Rishi Sunak chose not to accept gifts from Ukraine’s president Volodymyr Zelenksy, it has been revealed ahead of the Easter recess.
In typical fashion, the Government has published a series of written statements, documents and reports as MPs head on a two-week break.
Among the news that slipped out on the last day before the break were the exact figures behind the Festival of Brexit, which attracted just a fraction of the predicted visitors.
The official figures showed that the Festival of Brexit attracted just over 15,000 visitors over its nine-day run, far below the estimated 200,000 people that organisers had hoped to draw.
According to the organisers, the festival was intended to provide a “platform for the nation to come together and celebrate the end of the Brexit transition period”, but it appears that the event failed to attract the level of interest that had been anticipated.
The event was organised by the Leave Means Leave campaign group, which had promised “a once-in-a-lifetime celebration”.
The festival featured a range of activities, including live music, theatre, food and drink, and political events. However, despite the efforts of the organisers, the event failed to draw in the crowds that had been expected.

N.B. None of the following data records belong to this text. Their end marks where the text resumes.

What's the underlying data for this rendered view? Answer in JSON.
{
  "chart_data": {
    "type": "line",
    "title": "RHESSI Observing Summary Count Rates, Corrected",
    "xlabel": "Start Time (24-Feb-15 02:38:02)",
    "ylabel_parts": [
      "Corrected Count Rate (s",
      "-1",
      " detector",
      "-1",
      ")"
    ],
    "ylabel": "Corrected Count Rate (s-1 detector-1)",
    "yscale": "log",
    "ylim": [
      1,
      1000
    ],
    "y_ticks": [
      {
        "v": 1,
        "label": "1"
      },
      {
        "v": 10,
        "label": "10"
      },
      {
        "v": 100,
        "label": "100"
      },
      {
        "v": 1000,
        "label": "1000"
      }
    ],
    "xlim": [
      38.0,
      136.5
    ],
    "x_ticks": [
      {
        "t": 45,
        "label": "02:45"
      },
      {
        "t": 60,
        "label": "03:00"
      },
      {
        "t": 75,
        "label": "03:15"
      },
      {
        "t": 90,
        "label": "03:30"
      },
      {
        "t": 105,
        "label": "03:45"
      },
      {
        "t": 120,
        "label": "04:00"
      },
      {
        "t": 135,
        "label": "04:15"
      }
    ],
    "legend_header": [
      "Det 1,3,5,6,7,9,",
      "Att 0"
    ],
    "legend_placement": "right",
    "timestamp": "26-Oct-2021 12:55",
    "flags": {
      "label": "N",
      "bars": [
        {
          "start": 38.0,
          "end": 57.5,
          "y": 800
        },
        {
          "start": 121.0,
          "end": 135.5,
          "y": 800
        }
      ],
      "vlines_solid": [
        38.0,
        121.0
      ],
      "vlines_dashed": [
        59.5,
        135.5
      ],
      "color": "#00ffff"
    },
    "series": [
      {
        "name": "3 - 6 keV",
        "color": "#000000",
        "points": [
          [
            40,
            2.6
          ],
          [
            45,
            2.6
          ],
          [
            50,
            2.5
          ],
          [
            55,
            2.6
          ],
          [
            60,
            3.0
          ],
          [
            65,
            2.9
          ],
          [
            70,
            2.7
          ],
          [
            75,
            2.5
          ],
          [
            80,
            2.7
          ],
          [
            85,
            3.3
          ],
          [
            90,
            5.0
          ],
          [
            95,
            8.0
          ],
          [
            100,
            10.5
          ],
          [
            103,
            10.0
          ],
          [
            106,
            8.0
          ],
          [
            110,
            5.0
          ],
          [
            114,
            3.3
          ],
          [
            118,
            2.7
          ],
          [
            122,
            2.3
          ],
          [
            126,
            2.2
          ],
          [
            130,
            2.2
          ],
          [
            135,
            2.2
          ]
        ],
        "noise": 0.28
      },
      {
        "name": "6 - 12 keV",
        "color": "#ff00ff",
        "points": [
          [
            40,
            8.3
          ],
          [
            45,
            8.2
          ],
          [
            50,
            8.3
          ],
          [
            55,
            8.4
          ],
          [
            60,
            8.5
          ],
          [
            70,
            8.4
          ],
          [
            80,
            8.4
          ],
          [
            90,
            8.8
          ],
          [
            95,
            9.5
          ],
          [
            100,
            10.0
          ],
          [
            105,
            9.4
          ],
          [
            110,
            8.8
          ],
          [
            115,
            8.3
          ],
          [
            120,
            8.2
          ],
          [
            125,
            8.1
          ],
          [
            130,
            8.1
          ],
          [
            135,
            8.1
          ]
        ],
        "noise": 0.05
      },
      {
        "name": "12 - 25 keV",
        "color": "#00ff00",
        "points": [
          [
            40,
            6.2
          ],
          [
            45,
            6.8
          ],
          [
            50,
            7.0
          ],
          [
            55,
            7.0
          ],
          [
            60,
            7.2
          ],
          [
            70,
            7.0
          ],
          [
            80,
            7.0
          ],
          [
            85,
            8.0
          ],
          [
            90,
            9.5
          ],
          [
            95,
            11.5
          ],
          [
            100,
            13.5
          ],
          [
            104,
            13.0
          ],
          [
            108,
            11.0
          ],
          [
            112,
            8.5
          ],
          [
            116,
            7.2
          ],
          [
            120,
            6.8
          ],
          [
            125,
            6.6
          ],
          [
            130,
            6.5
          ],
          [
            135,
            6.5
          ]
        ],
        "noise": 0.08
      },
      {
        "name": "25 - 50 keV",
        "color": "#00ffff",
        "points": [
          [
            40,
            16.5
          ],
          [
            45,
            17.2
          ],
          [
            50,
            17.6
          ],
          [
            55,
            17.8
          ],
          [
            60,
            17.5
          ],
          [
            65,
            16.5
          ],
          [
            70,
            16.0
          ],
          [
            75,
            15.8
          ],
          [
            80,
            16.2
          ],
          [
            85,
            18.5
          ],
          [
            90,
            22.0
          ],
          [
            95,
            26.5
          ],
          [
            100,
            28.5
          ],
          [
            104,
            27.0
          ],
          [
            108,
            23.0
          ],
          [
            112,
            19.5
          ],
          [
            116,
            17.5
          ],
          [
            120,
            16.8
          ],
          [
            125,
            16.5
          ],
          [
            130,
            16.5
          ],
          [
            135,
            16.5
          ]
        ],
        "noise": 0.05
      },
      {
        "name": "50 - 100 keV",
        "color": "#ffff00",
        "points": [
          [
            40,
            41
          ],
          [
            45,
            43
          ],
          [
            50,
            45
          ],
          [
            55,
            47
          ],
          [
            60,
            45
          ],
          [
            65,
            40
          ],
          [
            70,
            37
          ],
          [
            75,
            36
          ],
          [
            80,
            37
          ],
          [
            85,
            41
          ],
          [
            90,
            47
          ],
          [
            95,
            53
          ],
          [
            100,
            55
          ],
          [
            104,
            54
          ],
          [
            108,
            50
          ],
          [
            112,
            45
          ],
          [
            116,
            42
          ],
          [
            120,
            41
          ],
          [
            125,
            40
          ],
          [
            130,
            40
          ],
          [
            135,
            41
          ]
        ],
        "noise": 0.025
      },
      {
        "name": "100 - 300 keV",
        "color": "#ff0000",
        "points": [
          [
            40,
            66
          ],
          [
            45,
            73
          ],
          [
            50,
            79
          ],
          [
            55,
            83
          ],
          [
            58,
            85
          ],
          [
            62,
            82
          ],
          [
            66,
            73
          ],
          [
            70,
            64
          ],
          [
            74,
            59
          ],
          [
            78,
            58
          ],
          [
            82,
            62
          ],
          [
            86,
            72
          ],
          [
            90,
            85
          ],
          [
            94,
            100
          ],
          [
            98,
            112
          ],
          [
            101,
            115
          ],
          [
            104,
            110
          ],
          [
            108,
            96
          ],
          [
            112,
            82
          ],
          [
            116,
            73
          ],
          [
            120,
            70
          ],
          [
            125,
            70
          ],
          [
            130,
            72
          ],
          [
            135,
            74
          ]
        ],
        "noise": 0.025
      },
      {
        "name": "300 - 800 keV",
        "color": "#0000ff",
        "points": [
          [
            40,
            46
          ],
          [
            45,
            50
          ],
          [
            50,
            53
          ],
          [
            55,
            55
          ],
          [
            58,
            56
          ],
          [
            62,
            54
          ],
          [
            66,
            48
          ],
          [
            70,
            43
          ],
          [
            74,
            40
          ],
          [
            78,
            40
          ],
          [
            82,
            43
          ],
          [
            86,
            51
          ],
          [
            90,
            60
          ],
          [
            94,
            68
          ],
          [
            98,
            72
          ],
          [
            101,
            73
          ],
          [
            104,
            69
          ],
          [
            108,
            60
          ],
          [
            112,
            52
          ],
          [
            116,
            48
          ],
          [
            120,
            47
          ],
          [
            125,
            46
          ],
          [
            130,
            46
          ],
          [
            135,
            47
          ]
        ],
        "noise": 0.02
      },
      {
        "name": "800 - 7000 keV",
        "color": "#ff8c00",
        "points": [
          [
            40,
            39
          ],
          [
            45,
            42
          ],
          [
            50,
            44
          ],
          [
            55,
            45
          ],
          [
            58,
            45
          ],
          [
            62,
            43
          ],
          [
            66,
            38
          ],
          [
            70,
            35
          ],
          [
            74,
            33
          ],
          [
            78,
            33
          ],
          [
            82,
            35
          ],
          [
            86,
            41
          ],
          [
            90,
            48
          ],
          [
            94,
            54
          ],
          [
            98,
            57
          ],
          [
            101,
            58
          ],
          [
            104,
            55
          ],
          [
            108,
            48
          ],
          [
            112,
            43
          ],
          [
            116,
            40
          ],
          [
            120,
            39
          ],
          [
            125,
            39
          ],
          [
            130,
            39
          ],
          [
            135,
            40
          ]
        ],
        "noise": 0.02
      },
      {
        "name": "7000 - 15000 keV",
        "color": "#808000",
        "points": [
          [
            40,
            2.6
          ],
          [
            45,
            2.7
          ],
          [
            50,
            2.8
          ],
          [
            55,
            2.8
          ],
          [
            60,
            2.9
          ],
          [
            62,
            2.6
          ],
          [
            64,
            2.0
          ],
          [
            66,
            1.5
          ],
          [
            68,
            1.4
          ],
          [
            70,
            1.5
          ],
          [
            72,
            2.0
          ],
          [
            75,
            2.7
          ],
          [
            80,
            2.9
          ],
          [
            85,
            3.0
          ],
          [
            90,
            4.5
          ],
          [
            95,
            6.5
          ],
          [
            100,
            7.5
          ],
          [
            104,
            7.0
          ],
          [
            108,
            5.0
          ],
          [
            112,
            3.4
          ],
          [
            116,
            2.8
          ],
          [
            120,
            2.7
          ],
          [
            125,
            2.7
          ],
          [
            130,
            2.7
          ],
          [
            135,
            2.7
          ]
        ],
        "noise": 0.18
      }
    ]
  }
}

The low turnout has been attributed to a combination of factors, including the ongoing pandemic, and the fact that the event was held in December – a traditionally quiet month for tourism in London.
The festival had also been criticised for its lack of diversity and inclusivity, with some accusing it of lacking a “true representation of the British public”.
Ultimately, the Festival of Brexit failed to deliver on its promise of a “once-in-a-lifetime celebration”. Despite the efforts of the organisers, the event failed to attract the level of interest that had been anticipated, and it is likely to be remembered as a failed attempt to commemorate the end of the Brexit transition period.
The taxpayer-funded scheme saw ten projects take place across the country last year.
They included a decommissioned North Sea offshore rig turned into an art installation in Weston-super-Mare and a touring immersive experience named Dreamachine.
Officials had hoped up to 66 million people would take part, but a final evaluation report showed just 2.7 million attended in person.
In other news, a pilot scheme to stop prisoners taking zombie drug ‘spice’ proved to be a flop and it was found Whitehall departments responded to less than half of correspondence from MPs on time.
Rishi Sunak was also revealed to have rejected presents from Volodymyr Zelenksy.
Government transparency registers show Zelenksy gave him two items as gifts – a painting and a Ukrainian shirt.
The ministerial code states that ministers are allowed to keep only gifts below the value of £140, unless they pay their value above that sum.
But according to the official logs Sunak chose not to dig into his own pockets to keep the painting and shirt.